Are medical records necessary to establish a claim for intentional infliction of emotional distress (IIED)?

intentional infliction of emotional distress

Franchise Tax Bd. vs. Hyatt (Nev. Supreme Ct. – Sep. 14, 2017)

In 1998, inventor Gilbert Hyatt sued the Franchise Tax Board of the State of California (FTB) seeking damages for intentional torts and bad-faith conduct committed by FTB auditors during tax audits of Hyatt’s 1991 and 1992 state tax returns. After years of litigation, a jury awarded Hyatt $139 million in damages on his tort claims and $250 million in punitive damages.

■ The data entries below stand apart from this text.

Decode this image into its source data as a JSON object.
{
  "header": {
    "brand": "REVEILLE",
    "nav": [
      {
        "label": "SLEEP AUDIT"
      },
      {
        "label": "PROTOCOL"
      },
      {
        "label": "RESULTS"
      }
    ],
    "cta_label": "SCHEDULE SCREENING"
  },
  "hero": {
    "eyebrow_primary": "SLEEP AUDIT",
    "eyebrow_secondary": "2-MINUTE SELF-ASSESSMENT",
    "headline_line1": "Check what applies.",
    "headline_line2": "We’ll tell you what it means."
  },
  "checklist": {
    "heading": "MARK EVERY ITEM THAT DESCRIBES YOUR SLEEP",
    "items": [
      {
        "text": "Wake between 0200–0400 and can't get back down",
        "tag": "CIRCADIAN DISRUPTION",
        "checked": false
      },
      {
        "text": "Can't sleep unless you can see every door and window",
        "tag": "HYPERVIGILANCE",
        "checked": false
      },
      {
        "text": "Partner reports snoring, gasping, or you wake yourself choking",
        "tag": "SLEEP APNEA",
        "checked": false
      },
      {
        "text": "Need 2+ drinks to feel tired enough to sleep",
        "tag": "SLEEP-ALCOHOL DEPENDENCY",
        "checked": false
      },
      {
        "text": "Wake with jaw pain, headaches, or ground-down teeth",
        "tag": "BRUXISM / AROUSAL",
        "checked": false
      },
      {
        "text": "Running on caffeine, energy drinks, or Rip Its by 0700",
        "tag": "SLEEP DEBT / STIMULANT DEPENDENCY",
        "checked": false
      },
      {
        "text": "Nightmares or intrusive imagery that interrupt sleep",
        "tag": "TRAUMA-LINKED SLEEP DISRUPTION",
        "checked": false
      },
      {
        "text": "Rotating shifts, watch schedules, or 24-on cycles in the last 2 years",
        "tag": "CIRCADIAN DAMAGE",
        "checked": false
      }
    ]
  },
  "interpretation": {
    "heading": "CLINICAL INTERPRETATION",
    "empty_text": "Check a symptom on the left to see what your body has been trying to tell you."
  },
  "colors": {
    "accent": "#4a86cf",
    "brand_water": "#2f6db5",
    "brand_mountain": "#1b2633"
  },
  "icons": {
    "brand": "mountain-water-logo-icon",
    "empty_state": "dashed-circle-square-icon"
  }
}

In this appeal, the Supreme Court of Nevada determined, among numerous other issues, whether medical records are mandatory in order to establish a claim for intentional infliction of emotional distress (IIED).

In 1993, after reading a newspaper article regarding Hyatt’s lucrative computer-chip patent and the large sums of money that Hyatt was making from the patent, a tax auditor for FTB decided to review Hyatt’s 1991 state income tax return. The return revealed that Hyatt did not report, as taxable income, the money that he had earned from the patent’s licensing payments and that he had only reported 3.5 percent of his total taxable income for 1991. Hyatt’s tax return showed that he had lived in California for nine months in 1991 before relocating to Las Vegas, Nevada, but Hyatt claimed no moving expenses on his 1991 tax return. Based on these discrepancies, FTB opened an audit on Hyatt’s 1991 state income tax return.